1,2,3,4 are nodes and the arrows are directed edges. Let's say that they are all in a single graph object:

import networkx as nx
G = nx.DiGraph()
G.add_nodes_from([1,2,3,4])
G.add_edge(1,2)
G.add_edge(3,4)

Given an object like this, which has two mini graphs within a graph, how can we pull out each mini graph? I feel like there must be some word for this? My end result would look like:

for mini_graph in G:
    print mini_graph.nodes()

...
[1,2]
[3,4]

Answer

Bonlenfum picture Bonlenfum · Feb 13, 2014

If the parts of the graph are truly disjoint (as per your small example), then consider extracting the subgraphs with connected_component_subgraphs().

This only works on an undirected graph, so if you are using a directed graph then you'll need to convert to undirected first.

import networkx as nx
G = nx.DiGraph()
G.add_nodes_from([1,2,3,4])
G.add_edge(1,2)
G.add_edge(3,4)

# make an undirected copy of the digraph
UG = G.to_undirected()

# extract subgraphs
sub_graphs = nx.connected_component_subgraphs(UG)

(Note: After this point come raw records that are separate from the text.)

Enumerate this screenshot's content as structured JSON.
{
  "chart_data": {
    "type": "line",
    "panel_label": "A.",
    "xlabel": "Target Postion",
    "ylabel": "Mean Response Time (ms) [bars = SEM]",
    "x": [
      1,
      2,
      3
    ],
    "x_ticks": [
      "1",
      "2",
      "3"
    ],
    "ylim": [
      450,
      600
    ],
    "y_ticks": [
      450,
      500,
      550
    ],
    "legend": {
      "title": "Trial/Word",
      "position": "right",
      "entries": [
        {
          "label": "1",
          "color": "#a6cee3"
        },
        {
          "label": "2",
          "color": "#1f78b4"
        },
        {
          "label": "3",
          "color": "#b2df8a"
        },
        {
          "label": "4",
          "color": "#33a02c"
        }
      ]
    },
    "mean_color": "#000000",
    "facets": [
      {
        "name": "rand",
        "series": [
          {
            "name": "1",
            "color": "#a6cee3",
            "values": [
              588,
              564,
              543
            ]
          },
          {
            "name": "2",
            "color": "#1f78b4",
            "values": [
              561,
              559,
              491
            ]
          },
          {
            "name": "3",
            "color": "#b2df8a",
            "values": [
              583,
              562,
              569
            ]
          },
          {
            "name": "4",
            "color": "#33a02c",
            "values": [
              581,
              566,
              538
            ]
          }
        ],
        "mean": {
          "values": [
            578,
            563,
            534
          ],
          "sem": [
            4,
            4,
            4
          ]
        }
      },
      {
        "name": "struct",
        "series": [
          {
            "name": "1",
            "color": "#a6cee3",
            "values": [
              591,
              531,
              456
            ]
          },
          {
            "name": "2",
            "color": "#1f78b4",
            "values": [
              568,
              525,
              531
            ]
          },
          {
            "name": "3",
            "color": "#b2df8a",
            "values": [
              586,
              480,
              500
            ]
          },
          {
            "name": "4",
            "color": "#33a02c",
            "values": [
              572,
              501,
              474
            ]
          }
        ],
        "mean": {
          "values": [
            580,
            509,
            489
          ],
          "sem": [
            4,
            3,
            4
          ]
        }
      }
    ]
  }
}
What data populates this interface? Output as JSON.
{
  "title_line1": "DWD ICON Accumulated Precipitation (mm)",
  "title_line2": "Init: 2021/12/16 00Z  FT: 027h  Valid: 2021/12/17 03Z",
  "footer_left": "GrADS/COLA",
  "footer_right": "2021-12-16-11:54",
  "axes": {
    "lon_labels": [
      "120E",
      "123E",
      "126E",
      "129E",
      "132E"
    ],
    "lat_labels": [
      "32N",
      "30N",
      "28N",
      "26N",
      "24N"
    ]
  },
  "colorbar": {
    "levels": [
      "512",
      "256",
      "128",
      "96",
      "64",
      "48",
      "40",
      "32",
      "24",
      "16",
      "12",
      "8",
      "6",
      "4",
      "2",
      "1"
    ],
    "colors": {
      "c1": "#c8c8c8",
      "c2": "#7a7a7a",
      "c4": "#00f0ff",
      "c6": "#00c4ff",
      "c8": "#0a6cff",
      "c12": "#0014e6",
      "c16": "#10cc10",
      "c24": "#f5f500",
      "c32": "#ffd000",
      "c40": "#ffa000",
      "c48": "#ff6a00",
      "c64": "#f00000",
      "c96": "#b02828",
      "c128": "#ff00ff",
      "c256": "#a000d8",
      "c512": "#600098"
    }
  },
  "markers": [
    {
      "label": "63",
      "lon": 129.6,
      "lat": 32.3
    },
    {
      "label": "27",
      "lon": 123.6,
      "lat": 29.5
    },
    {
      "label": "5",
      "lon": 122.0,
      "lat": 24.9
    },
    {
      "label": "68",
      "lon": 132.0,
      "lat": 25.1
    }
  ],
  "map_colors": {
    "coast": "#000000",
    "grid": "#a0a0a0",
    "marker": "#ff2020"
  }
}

for i, sg in enumerate(sub_graphs):
    print "subgraph {} has {} nodes".format(i, sg.number_of_nodes())
    print "\tNodes:", sg.nodes(data=True)
    print "\tEdges:", sg.edges()

which yields:

subgraph 1 has 2 nodes
    Nodes: [(1, {}), (2, {})]
    Edges: [(1, 2)]
subgraph 1 has 2 nodes
    Nodes: [(3, {}), (4, {})]
    Edges: [(3, 4)]

and you could use the subgraph node labels to operate on your data in the initial graph,

sg.nodes()[0] in G
>>>  True

Reading the answer linked by EdChum, it appears that weakly_connected_component_subgraphs() operates on a directed graph but treats it as undirected, so saving the copy might be crucial. However, the docs on this and the related function weakly_connected_components() are a bit thin at present.